Previous experimental studies on the effects of electrical stimulation of the MFB demonstrated that a stimulation frequency of 60 Hz is able to increase dopamine release in VTA, caudate putamen, nucleus accumbens and medial prefrontal cortex of rodents [10, 18, 26]. The dopamine overflow in striatum during MFB stimulation showed a frequency dependent, bell shaped pattern, with a maximum at 60–100 Hz in rodents and at 80–100 Hz in non-human primates followed by a decrease at higher stimulation frequencies [8, 30]. Additionally, frequency dependent bell shaped effects of the STN–DBS on striatal dopamine release have been reported in rodents with a maximal peak effects occurring at 50 Hz frequency [22]. Furthermore, positive correlation between PPI and dopamine transporter ligand 123I-FP-CIT uptake in the striatum in patients with PD disease was shown [44].

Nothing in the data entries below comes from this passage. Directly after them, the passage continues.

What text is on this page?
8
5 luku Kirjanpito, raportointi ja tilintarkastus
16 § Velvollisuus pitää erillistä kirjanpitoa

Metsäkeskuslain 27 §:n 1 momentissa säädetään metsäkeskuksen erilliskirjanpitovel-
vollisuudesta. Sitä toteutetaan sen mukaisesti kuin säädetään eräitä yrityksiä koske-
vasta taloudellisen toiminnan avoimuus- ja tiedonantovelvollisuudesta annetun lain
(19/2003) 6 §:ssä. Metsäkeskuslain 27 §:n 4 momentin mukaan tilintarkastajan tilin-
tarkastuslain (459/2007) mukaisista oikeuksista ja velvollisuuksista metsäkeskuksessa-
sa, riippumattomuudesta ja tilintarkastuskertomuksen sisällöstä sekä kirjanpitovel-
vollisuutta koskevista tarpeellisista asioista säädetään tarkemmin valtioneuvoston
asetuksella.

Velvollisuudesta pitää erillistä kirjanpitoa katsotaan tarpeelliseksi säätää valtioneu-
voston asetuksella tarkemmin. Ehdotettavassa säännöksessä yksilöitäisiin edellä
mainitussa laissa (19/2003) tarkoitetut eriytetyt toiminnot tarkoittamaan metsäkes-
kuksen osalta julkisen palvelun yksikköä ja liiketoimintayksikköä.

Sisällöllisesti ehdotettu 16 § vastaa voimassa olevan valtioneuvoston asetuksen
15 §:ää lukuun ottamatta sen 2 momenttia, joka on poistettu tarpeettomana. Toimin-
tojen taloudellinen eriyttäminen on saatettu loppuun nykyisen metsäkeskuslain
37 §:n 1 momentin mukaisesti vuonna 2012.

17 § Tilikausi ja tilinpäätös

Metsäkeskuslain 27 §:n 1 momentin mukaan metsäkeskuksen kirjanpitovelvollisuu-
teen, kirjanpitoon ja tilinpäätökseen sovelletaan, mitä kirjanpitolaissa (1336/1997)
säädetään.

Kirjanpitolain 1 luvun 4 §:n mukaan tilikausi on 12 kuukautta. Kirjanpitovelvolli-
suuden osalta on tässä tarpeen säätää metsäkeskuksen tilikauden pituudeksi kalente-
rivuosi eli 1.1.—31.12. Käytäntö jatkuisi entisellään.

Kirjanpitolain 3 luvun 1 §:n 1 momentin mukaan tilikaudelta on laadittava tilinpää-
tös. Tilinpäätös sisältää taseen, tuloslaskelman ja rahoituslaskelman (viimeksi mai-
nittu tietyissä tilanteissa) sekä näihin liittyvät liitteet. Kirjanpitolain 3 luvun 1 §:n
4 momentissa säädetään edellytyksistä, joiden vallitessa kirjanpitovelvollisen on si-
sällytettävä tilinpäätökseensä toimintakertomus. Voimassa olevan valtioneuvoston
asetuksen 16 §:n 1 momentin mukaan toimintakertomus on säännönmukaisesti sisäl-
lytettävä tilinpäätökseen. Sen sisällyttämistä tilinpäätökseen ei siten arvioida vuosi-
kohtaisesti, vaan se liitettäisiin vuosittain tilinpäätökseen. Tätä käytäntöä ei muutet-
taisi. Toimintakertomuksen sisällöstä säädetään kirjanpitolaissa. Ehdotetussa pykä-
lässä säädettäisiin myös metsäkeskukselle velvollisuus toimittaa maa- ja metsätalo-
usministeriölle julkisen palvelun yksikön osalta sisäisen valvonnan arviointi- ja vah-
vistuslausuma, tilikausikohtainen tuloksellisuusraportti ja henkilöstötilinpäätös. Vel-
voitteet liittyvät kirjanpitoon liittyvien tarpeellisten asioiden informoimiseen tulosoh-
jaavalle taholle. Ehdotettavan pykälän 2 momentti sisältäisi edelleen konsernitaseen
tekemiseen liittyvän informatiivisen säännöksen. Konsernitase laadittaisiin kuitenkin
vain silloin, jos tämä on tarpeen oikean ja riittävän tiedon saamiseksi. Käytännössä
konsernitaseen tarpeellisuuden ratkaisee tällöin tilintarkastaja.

Studies investigating DBS in PD indicate that beside the precision of implantation, treatment efficacy depends on the frequency of stimulation [41]. For example, STN–DBS at 130 Hz improves medication refractory tremor, whereas STN–DBS at 60 Hz improves especially freezing of gait [25]. However, also only immediate positive effects (at 80 Hz; [29] or the absence of a benefit at 60 Hz compared to 130 Hz DBS on freezing of gait have been reported [28, 39]. Stimulation at 20 Hz is known to deteriorate motor symptoms, but is able to increase verbal fluency at 10 Hz [43]. Dopamine is able to disturb PPI in higher dosages [34]. Therefore, it is assumed that stimulation frequency differentially influences dopamine release and this could lead to a change in prepulse inhibition in different directions. Depending on this, a low frequency (20 Hz), intermediate (60 Hz) and a high frequency (130 Hz) was chosen to test PPI in MFB–DBS. However, it should be noted that frequency dependent dose–response curves have also been observed for extracellular serotonin in the caudate nucleus of rats following MFB-stimulation [23]. Considering this, it remains unclear which neurotransmitter systems are modulated by DBS of the MFB. Finally, Kohl et al. [21] recently showed that PPI is normalized following DBS in nucleus accumbens in patients with obsessive compulsive disorders. However, no frequency dependence was investigated in their study [21]. Independently, the latter and the present study demonstrate that PPI may represent a surrogate marker for network communication in neuropsychiatric diseases, which can be modulated by DBS.

Conclusion

In summary, we found that MFB–DBS in AD patients modulates PPI in a frequency-dependent manner. A concomitant increase of PPI was observed at 60 Hz stimulation, while deteriorated or unchanged PPI effects were seen at 20 and 130 Hz. Intriguingly, similar bell shaped frequency effects have been observed in animal studies investigating striatal dopamine release during MFB stimulation [8, 30]. With respect to, that an increased PPI associated with better strategy formation and execution times in healthy males [2], it is unclear why an increase of PPI in 60 Hz in AD is not accompanied with improvement in cognition. PPI is mediated by a complex circuit influenced by various subcortical and cortical brain regions and neurotransmitter systems [20]. As a consequence it is possible that DBS of the MFB improves PPI independently from cognition. Further studies are necessary to investigate different stimulation modes or longer stimulation periods (chronic stimulation) and their influences on PPI. Taking into account the disease- and target specificities, these approaches may identify PPI as a potential marker for optimization of DBS settings independent of the patient or the examiner and in disease entities with delayed responding times for clinical symptoms following DBS.